Wednesday, April 28, 2010

SENIOR SPOTLIGHT: Jessica Owens

"These are friendships that I know I will have for the rest of my life"

Samford senior Jessica Owens was a three-sport athlete when she was growing up. In middle school, she played volleyball, basketball and softball before dropping volleyball when she started high school at Ft. Walton Beach High.

When she moved to Florida in eighth grade, basketball was the first sport she played in her new setting. The sport helped her develop friendships and she eventually went on to the State Final Four three years in a row with her team. However, Owens says that softball has always been her first love.

"Softball is totally my first love," Owens said. "Making the decision to play just softball in college really wasn't that hard. I'd always wanted to play Division I softball. I finally, for once, was going to be able to focus on one sport."

Her love for the sport definitely shows, especially in her success on the field. Owens will leave Samford one of the most successful players to ever have played for the Bulldog program.

Going into the Southern Conference Tournament this week, Owens ranks in the top 10 of five of Samford's 11 career batting records lists. She is the all-time leader in runs, scoring her 100th run against Mercer on April 30. She is the all-time leader in stolen bases (58) while ranking second in hits (81, only trailing the leader by two) and batting average (.317, only three one-thousandths off the lead). She ranks 10th in at-bats with 571 in her career, and in 2007, she tied the school record with 19 stolen bases. She then broke that record in 2008 with 20.

Over her career, she has received many honors for her work on the field. Prior to this season, as Samford moved into the Southern Conference, Owens was named first team Preseason All-Conference. Last season, in the breakout season of her career, she led her team in hitting and was named to the Ohio Valley Conference First Team. The season before, she was named to the OVC All-Tournament team after batting .455 in the three-day tournament.

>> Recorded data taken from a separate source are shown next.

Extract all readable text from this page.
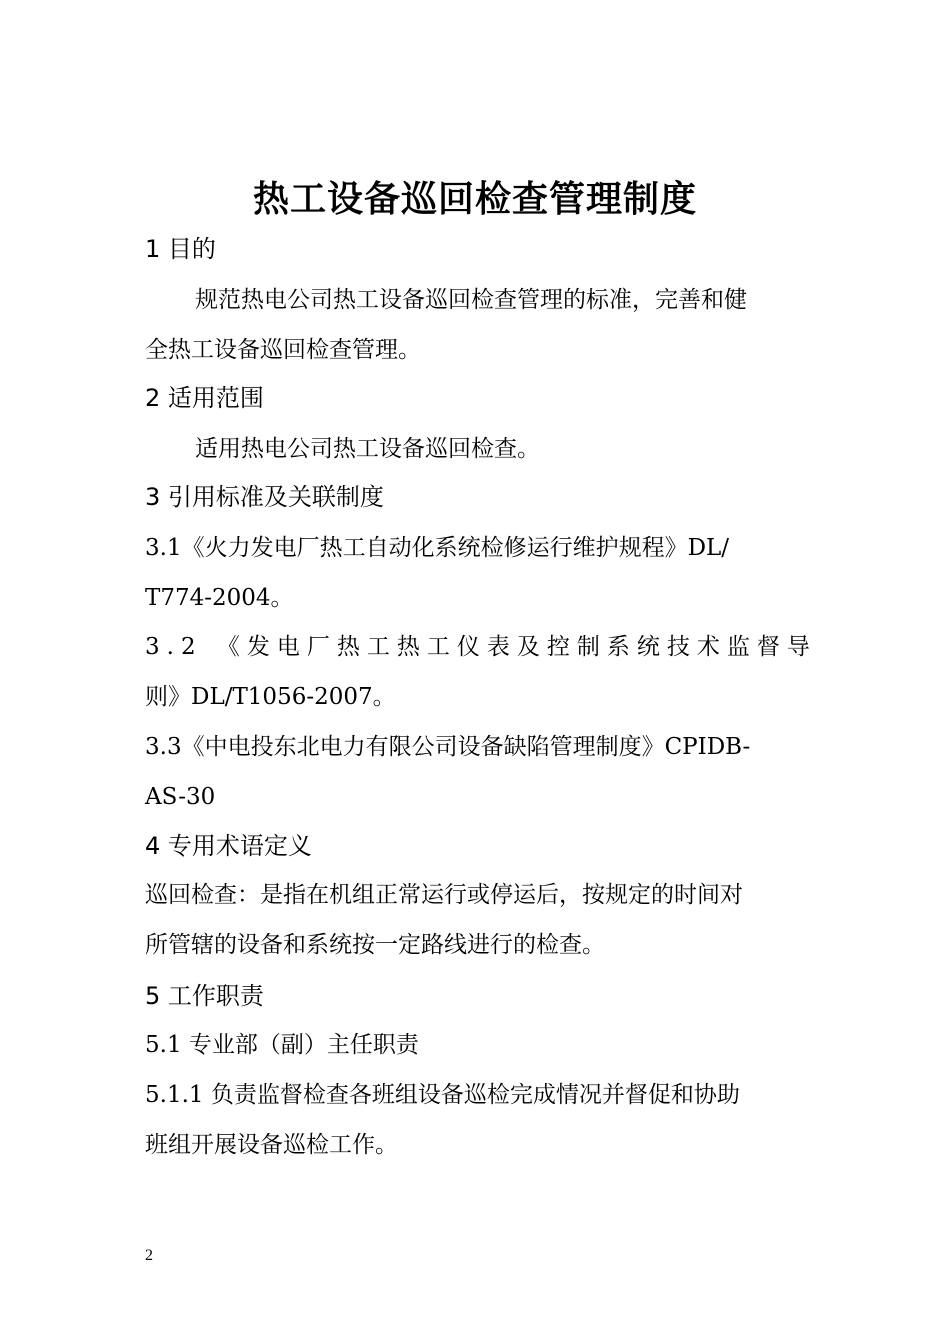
热工设备巡回检查管理制度
1 目的
规范热电公司热工设备巡回检查管理的标准，完善和健
全热工设备巡回检查管理。
2 适用范围
适用热电公司热工设备巡回检查。
3 引用标准及关联制度
3.1《火力发电厂热工自动化系统检修运行维护规程》DL/
T774-2004。
3.2 《发电厂热工热工仪表及控制系统技术监督导
则》DL/T1056-2007。
3.3《中电投东北电力有限公司设备缺陷管理制度》CPIDB-
AS-30
4 专用术语定义
巡回检查：是指在机组正常运行或停运后，按规定的时间对
所管辖的设备和系统按一定路线进行的检查。
5 工作职责
5.1 专业部（副）主任职责
5.1.1 负责监督检查各班组设备巡检完成情况并督促和协助
班组开展设备巡检工作。
2
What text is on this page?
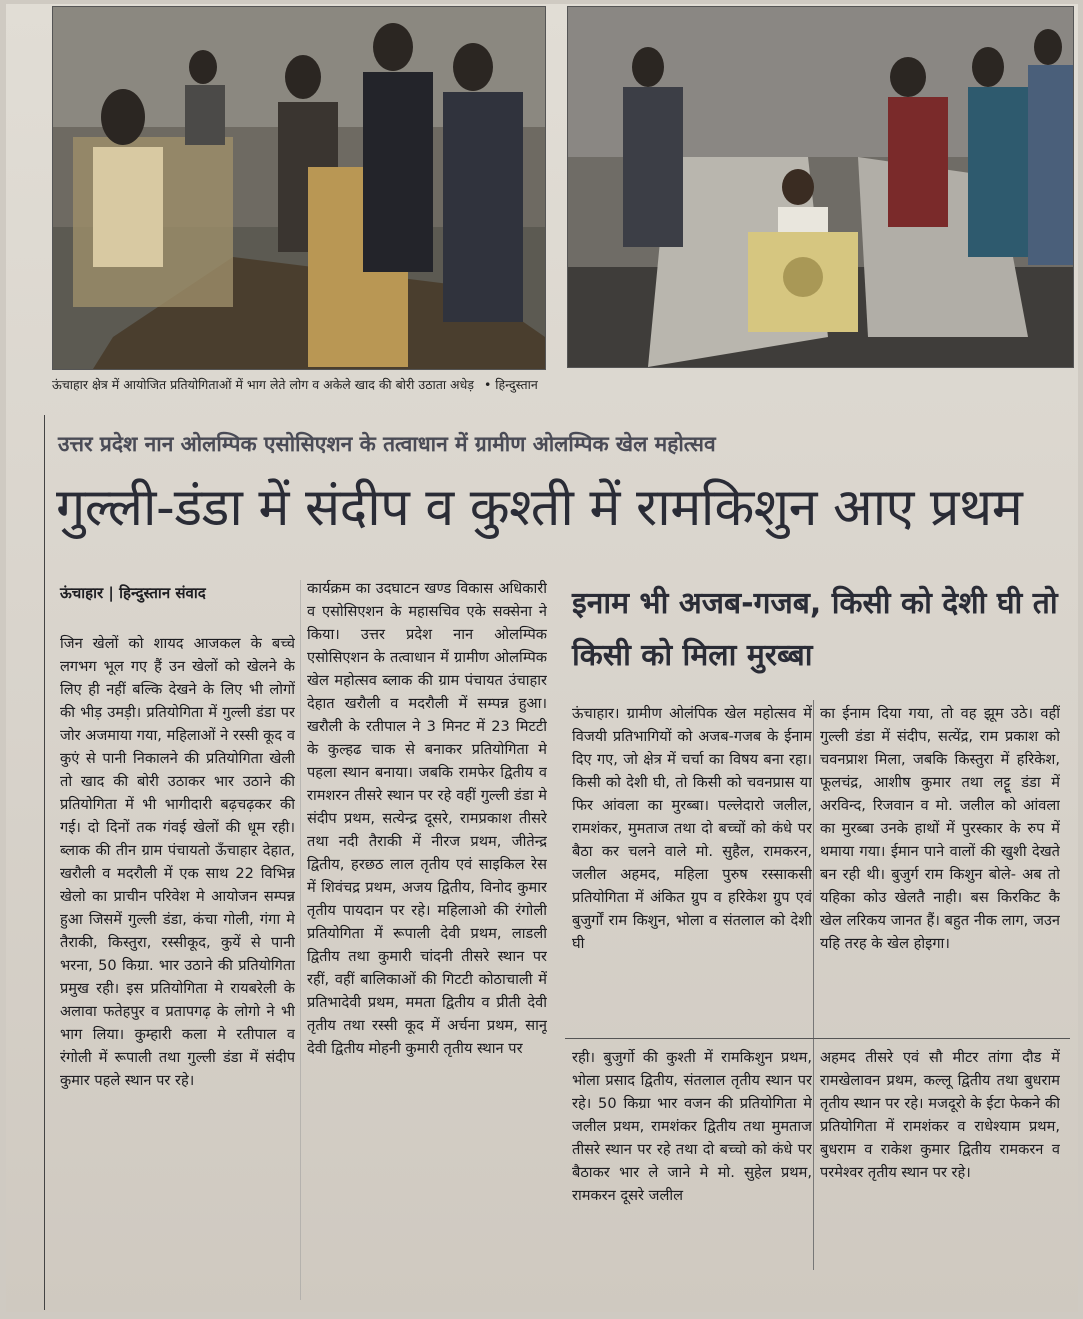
ऊंचाहार क्षेत्र में आयोजित प्रतियोगिताओं में भाग लेते लोग व अकेले खाद की बोरी उठाता अधेड़ • हिन्दुस्तान
उत्तर प्रदेश नान ओलम्पिक एसोसिएशन के तत्वाधान में ग्रामीण ओलम्पिक खेल महोत्सव
गुल्ली-डंडा में संदीप व कुश्ती में रामकिशुन आए प्रथम
ऊंचाहार | हिन्दुस्तान संवाद
जिन खेलों को शायद आजकल के बच्चे लगभग भूल गए हैं उन खेलों को खेलने के लिए ही नहीं बल्कि देखने के लिए भी लोगों की भीड़ उमड़ी। प्रतियोगिता में गुल्ली डंडा पर जोर अजमाया गया, महिलाओं ने रस्सी कूद व कुएं से पानी निकालने की प्रतियोगिता खेली तो खाद की बोरी उठाकर भार उठाने की प्रतियोगिता में भी भागीदारी बढ़चढ़कर की गई। दो दिनों तक गंवई खेलों की धूम रही। ब्लाक की तीन ग्राम पंचायतो ऊँचाहार देहात, खरौली व मदरौली में एक साथ 22 विभिन्न खेलो का प्राचीन परिवेश मे आयोजन सम्पन्न हुआ जिसमें गुल्ली डंडा, कंचा गोली, गंगा मे तैराकी, किस्तुरा, रस्सीकूद, कुयें से पानी भरना, 50 किग्रा. भार उठाने की प्रतियोगिता प्रमुख रही। इस प्रतियोगिता मे रायबरेली के अलावा फतेहपुर व प्रतापगढ़ के लोगो ने भी भाग लिया। कुम्हारी कला मे रतीपाल व रंगोली में रूपाली तथा गुल्ली डंडा में संदीप कुमार पहले स्थान पर रहे।
कार्यक्रम का उदघाटन खण्ड विकास अधिकारी व एसोसिएशन के महासचिव एके सक्सेना ने किया। उत्तर प्रदेश नान ओलम्पिक एसोसिएशन के तत्वाधान में ग्रामीण ओलम्पिक खेल महोत्सव ब्लाक की ग्राम पंचायत उंचाहार देहात खरौली व मदरौली में सम्पन्न हुआ। खरौली के रतीपाल ने 3 मिनट में 23 मिटटी के कुल्हढ चाक से बनाकर प्रतियोगिता मे पहला स्थान बनाया। जबकि रामफेर द्वितीय व रामशरन तीसरे स्थान पर रहे वहीं गुल्ली डंडा मे संदीप प्रथम, सत्येन्द्र दूसरे, रामप्रकाश तीसरे तथा नदी तैराकी में नीरज प्रथम, जीतेन्द्र द्वितीय, हरछठ लाल तृतीय एवं साइकिल रेस में शिवंचद्र प्रथम, अजय द्वितीय, विनोद कुमार तृतीय पायदान पर रहे। महिलाओ की रंगोली प्रतियोगिता में रूपाली देवी प्रथम, लाडली द्वितीय तथा कुमारी चांदनी तीसरे स्थान पर रहीं, वहीं बालिकाओं की गिटटी कोठाचाली में प्रतिभादेवी प्रथम, ममता द्वितीय व प्रीती देवी तृतीय तथा रस्सी कूद में अर्चना प्रथम, सानू देवी द्वितीय मोहनी कुमारी तृतीय स्थान पर
इनाम भी अजब-गजब, किसी को देशी घी तो किसी को मिला मुरब्बा
ऊंचाहार। ग्रामीण ओलंपिक खेल महोत्सव में विजयी प्रतिभागियों को अजब-गजब के ईनाम दिए गए, जो क्षेत्र में चर्चा का विषय बना रहा। किसी को देशी घी, तो किसी को चवनप्रास या फिर आंवला का मुरब्बा। पल्लेदारो जलील, रामशंकर, मुमताज तथा दो बच्चों को कंधे पर बैठा कर चलने वाले मो. सुहैल, रामकरन, जलील अहमद, महिला पुरुष रस्साकसी प्रतियोगिता में अंकित ग्रुप व हरिकेश ग्रुप एवं बुजुर्गों राम किशुन, भोला व संतलाल को देशी घी
का ईनाम दिया गया, तो वह झूम उठे। वहीं गुल्ली डंडा में संदीप, सत्येंद्र, राम प्रकाश को चवनप्राश मिला, जबकि किस्तुरा में हरिकेश, फूलचंद्र, आशीष कुमार तथा लट्टू डंडा में अरविन्द, रिजवान व मो. जलील को आंवला का मुरब्बा उनके हाथों में पुरस्कार के रुप में थमाया गया। ईमान पाने वालों की खुशी देखते बन रही थी। बुजुर्ग राम किशुन बोले- अब तो यहिका कोउ खेलतै नाही। बस किरकिट कै खेल लरिकय जानत हैं। बहुत नीक लाग, जउन यहि तरह के खेल होइगा।
रही। बुजुर्गो की कुश्ती में रामकिशुन प्रथम, भोला प्रसाद द्वितीय, संतलाल तृतीय स्थान पर रहे। 50 किग्रा भार वजन की प्रतियोगिता मे जलील प्रथम, रामशंकर द्वितीय तथा मुमताज तीसरे स्थान पर रहे तथा दो बच्चो को कंधे पर बैठाकर भार ले जाने मे मो. सुहेल प्रथम, रामकरन दूसरे जलील
अहमद तीसरे एवं सौ मीटर तांगा दौड में रामखेलावन प्रथम, कल्लू द्वितीय तथा बुधराम तृतीय स्थान पर रहे। मजदूरो के ईटा फेकने की प्रतियोगिता में रामशंकर व राधेश्याम प्रथम, बुधराम व राकेश कुमार द्वितीय रामकरन व परमेश्वर तृतीय स्थान पर रहे।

Halfway through her senior year, Owens encountered an obstacle that she had never had to face before. A broken hand resulted in her being benched for four weeks. "I've never been hurt," Owens said. "I seriously can't think of a time when I sat on the bench...so to sit the bench for the first time in my whole career was really hard. I think the hardest thing for me was making sure that I still stayed up because, to be honest, every time that I step on the field and I can't play, it eats me up." While injured, Owens found herself in a position where she had to take on a new and different role for a while.

"I just had to be vocal and be a positive person for my teammates," Owens said. "I had to encourage them to get it done and get excited when the team did things well. I had to push everything back and still enjoy being out there and watching my teammate fight for what they want because it's what I want. I just had to trust that there is a blessing out of this and stay positive."

Upon returning to the field on April 23 against cross-town rival UAB, Owens went 1-for-2 as the Bulldogs' designated player in a 3-1 win over the Blazers. Since then, she has had a hit in five of the last seven contests including a multiple-hit outing against UAB on May 2.

Upon graduation later this month, Owens will look towards getting a master's degree in Kinesiology. She hopes to get into the coaching field, following in the footsteps of her father.

"I think I'm just one of those players that isn't ready to be done," Owens said. "I just love the game a lot. I've always been around it and I can't see myself not being around it. Maybe it runs in my blood."

Owens' father is the head football coach and athletic director at Ft. Walton Beach High School. This December, as her team was celebrating the end of the first semester of school at a holiday party, she was keeping tabs on her father's football team which was in the state playoffs back home.

"My relationship with my dad is amazing," Owens said. "He definitely helped place that competitiveness in me. He gives me a really good perspective when I play from the coaching side of it...and he's been huge in shaping who I am."

Owens says that the thing she will miss most about her team will be all the time they spend together. Through traveling and playing, there are so many memories that are made that stick with a player forever as well as the bond that comes with compete with a group of people who are fighting towards the same goal.

"These are friendships that I know I will have for the rest of my life."